What if the deal failed, and Verizon had to stay (at least until it found a new buyer)? Verizon spokesman Peter Reilly said the company wouldn’t comment on what would happen in the “hypothetical” case that the sale — which must be approved by three states and the federal government — could fall through, leaving us to put the pieces together on our own. The picture isn’t good.
In Maine, Verizon is already the subject of some complaints to the Public Utilities Commission from rural customers about the unavailability of high-speed Internet (including one titled “Request for commission action to implore Verizon to implement the use of DSL” from 21 business owners and 12 residents in The Forks and West Forks, the central-Maine home to the state’s whitewater-rafting industry).
Verizon has made clear its lack of interest in being in the landline phone and wired-Internet business here. If the sale to FairPoint is blocked, Verizon will have no incentive to maintain its services, wires, or anything else — in fact, neglecting its customers and employees will serve to shift opposition to the sale into support as people insist on getting decent service.
Davies says the PUC has “very broad powers” to force Verizon to provide minimally acceptable telephone service, though that may involve going to court if Verizon is reluctant to do what is required. And those powers don’t address broadband service, which is not regulated by the PUC or state law.

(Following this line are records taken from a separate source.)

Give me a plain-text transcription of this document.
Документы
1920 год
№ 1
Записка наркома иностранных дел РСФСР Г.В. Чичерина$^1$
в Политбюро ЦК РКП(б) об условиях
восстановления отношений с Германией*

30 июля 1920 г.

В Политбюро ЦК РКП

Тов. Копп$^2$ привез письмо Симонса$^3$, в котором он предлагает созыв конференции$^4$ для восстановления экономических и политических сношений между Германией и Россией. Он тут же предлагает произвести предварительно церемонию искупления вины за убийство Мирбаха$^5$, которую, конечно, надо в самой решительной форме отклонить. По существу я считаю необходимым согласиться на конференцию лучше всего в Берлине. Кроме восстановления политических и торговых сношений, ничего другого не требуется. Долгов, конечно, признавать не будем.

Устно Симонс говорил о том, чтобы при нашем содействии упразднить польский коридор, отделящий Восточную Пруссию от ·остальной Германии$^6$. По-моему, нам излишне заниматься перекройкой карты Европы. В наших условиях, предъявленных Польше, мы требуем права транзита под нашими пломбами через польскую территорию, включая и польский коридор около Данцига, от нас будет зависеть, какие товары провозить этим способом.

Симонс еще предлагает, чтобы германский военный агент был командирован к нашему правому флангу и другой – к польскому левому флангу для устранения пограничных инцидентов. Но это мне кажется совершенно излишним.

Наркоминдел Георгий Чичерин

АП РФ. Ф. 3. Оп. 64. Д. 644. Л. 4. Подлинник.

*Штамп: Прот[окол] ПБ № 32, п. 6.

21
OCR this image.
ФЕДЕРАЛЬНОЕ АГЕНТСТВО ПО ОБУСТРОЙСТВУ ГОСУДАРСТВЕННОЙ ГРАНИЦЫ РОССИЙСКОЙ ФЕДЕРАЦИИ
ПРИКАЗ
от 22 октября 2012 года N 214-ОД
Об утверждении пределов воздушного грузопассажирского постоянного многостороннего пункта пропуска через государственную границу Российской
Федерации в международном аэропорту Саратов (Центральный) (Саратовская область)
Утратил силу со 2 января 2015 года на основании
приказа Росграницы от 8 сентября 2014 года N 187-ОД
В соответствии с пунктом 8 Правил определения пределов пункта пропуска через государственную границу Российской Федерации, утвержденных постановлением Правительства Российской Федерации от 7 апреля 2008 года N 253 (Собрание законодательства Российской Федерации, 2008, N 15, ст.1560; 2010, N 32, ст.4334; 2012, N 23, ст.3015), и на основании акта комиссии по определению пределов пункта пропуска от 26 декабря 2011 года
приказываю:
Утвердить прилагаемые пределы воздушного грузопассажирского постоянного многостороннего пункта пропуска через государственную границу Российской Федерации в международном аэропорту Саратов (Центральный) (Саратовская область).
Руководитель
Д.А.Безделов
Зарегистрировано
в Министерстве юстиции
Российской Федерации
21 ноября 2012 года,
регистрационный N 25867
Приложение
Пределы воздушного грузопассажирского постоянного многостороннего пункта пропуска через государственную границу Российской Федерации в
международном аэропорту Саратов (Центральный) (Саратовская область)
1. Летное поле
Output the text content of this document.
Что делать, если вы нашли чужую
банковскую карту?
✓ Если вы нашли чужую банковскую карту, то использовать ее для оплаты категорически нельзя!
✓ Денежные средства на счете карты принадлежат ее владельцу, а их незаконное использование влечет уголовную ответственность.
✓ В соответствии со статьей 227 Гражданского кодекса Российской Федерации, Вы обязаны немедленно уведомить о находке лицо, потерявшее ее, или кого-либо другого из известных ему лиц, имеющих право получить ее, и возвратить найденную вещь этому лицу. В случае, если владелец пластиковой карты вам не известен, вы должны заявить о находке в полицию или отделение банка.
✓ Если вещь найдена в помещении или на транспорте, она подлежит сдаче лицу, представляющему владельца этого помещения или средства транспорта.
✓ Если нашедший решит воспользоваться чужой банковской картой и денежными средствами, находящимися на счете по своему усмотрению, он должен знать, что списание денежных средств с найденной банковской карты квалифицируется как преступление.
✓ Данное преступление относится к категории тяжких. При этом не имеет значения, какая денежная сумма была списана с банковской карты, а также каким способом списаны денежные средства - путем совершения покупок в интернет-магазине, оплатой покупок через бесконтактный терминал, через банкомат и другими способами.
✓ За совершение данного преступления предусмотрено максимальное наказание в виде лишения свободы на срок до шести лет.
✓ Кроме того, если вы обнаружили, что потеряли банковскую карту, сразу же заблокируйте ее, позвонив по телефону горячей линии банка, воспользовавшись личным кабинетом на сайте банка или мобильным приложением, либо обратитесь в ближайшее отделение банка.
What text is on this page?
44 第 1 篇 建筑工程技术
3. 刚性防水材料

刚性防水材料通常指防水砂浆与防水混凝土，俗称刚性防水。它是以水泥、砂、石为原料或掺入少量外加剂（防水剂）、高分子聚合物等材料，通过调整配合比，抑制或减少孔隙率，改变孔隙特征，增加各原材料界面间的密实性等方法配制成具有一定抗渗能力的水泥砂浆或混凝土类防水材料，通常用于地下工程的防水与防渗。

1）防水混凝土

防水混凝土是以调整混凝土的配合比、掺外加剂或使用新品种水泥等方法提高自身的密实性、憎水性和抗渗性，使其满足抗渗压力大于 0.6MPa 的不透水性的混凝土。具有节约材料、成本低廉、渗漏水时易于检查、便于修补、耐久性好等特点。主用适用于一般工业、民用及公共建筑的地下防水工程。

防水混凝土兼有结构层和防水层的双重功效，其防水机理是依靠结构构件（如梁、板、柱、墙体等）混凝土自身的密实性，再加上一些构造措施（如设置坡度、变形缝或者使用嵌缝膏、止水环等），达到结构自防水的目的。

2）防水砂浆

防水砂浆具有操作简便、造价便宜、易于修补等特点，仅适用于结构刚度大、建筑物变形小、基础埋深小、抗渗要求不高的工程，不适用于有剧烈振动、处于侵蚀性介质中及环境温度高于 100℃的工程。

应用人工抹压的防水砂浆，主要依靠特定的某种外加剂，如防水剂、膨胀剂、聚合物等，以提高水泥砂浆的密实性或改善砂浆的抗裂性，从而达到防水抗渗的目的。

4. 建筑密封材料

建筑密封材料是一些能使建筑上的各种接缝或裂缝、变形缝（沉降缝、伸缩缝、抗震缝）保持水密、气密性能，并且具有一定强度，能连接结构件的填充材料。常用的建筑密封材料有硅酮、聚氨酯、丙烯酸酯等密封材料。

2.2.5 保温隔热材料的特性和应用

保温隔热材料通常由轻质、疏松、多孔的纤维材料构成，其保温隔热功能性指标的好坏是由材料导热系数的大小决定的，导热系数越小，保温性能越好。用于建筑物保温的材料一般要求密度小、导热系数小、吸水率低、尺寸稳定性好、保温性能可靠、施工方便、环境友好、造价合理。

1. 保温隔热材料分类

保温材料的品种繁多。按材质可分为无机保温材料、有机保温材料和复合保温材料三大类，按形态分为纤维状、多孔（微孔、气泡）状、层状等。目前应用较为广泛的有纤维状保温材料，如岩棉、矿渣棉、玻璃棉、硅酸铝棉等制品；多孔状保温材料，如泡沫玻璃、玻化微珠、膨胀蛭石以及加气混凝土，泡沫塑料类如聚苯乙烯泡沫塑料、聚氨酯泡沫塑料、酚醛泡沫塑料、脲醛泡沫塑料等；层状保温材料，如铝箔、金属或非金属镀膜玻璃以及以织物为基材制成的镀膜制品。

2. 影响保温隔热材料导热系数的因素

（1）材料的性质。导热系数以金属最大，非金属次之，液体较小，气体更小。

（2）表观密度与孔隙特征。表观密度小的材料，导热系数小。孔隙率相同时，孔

Davies thinks that if Verizon tried harder to market its landline and broadband services — and if the company expanded broadband offerings in Maine — the company could do better here. As it is, “they’ve sort of said over the last couple of years, ‘we’re not going to invest in the state,’” Davies says.
Seeing the light
And while FairPoint talks a great game about how they will bring outdated, slow DSL to rural Mainers who are still stuck on dial-up, they’ll have to spend a lot more than they’re expecting, to do even that.
There is no outside evaluation of the condition of the wires Verizon would transfer to FairPoint (it’s protected as a company secret), but there are people who have a good idea of what they’re like.
McLaughlin, whose union members maintain the lines, estimates that FairPoint should expect to spend “a couple hundred million” dollars just to repair the existing copper wires to a condition where they can handle DSL traffic.
“Publius,” a pseudonymous Verizon employee who started the VerizonVsFairPoint.com Web site to distribute information about the sale, says FairPoint is dreaming if they think it will be relatively cheap to improve service in northern New England.
“There is absolutely no way” that the installation of the equipment FairPoint is talking about would, on its own, bring broadband to the rural masses, says Publius, who withholds his real name for fear of losing his job.
The wires are in terrible condition, he says, many having been in place for decades and repeatedly spliced back together after wind or trees or car crashes knocked them down. Not all of those splices (of between 1000 and 2000 tiny 22-gauge copper strands in each wire) are perfect, as you might imagine, and there are plenty of places — such as the Concord, New Hampshire, neighborhood discussed in an August 2 Concord Monitor article — where the combination of age and bad connections means that Verizon phone service cuts out whenever it rains.